In quantum mechanics, the fundamental constant, $\hbar$ has dimensions of angular momentum (and is very small in terms of angular momenta, actions, or phase-space areas of our macroscopic world experience). Classical mechanics results as the "small-$\hbar$ limit" of quantum mechanics, when the action (Lagrangian-times-time) of a specific problem is much larger than $\hbar$, as first observed by Dirac and Wentzel about 80 years ago, and exploited by Feynman in developing path-integral quantization.
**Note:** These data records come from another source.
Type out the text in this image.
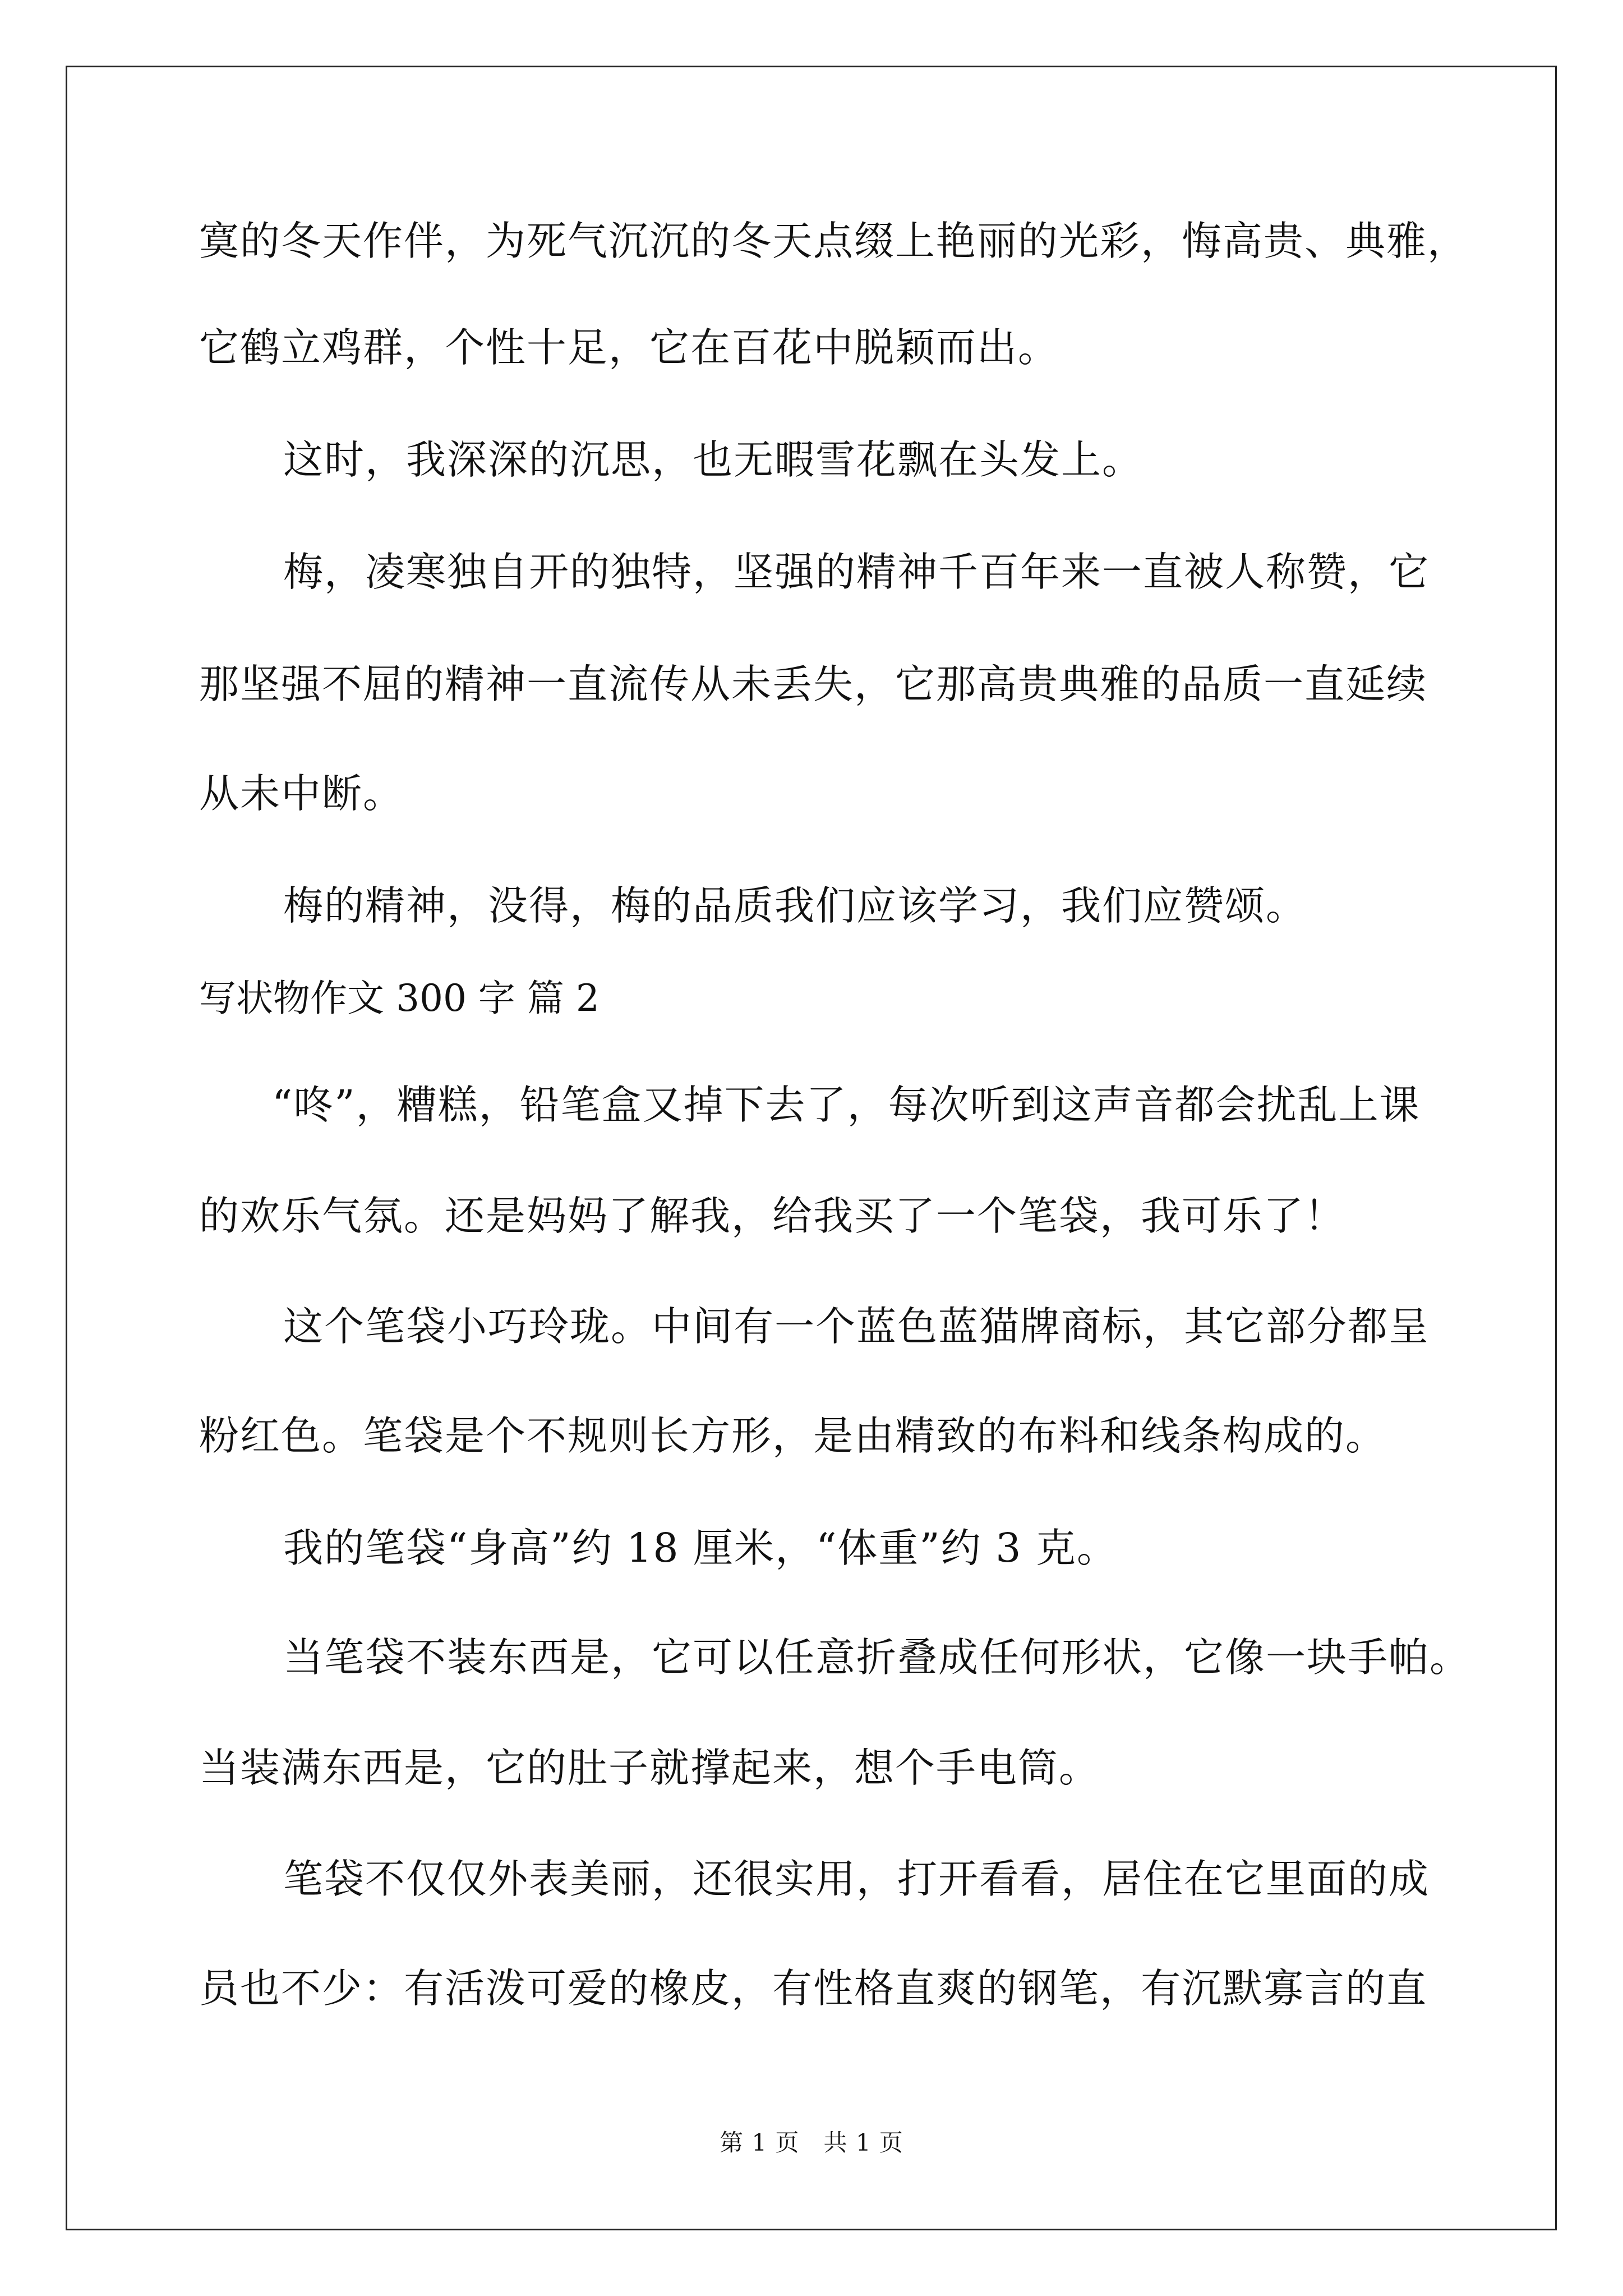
寞的冬天作伴，为死气沉沉的冬天点缀上艳丽的光彩，悔高贵、典雅，
它鹤立鸡群，个性十足，它在百花中脱颖而出。
这时，我深深的沉思，也无暇雪花飘在头发上。
梅，凌寒独自开的独特，坚强的精神千百年来一直被人称赞，它
那坚强不屈的精神一直流传从未丢失，它那高贵典雅的品质一直延续
从未中断。
梅的精神，没得，梅的品质我们应该学习，我们应赞颂。
写状物作文 300 字 篇 2
“咚”，糟糕，铅笔盒又掉下去了，每次听到这声音都会扰乱上课
的欢乐气氛。还是妈妈了解我，给我买了一个笔袋，我可乐了！
这个笔袋小巧玲珑。中间有一个蓝色蓝猫牌商标，其它部分都呈
粉红色。笔袋是个不规则长方形，是由精致的布料和线条构成的。
我的笔袋“身高”约 18 厘米，“体重”约 3 克。
当笔袋不装东西是，它可以任意折叠成任何形状，它像一块手帕。
当装满东西是，它的肚子就撑起来，想个手电筒。
笔袋不仅仅外表美丽，还很实用，打开看看，居住在它里面的成
员也不少：有活泼可爱的橡皮，有性格直爽的钢笔，有沉默寡言的直
第 1 页　共 1 页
Before that, Bohr had noticed area rules in phase space that led to an early version of quantum mechanics. 
So you might say that nature, mysteriously, by dint of quantum mechanics, has chosen a fundamental constant with units of angular momentum. 
A: The Lagrangian and Hamiltonian both have units of energy.  You can get a long way in classical mechanics by only thinking about energy.  In field theories the relevant unit becomes energy density.
The action must have units of energy times time, as it is the time integral of the Lagrangian.
I don't think there's any profound significance to the fact that angular momentum has the same units as the action, any more than to the fact that torque has units of energy, or that pressure has units of energy density.  (Actually of those three the pressure one is probably the most interesting.)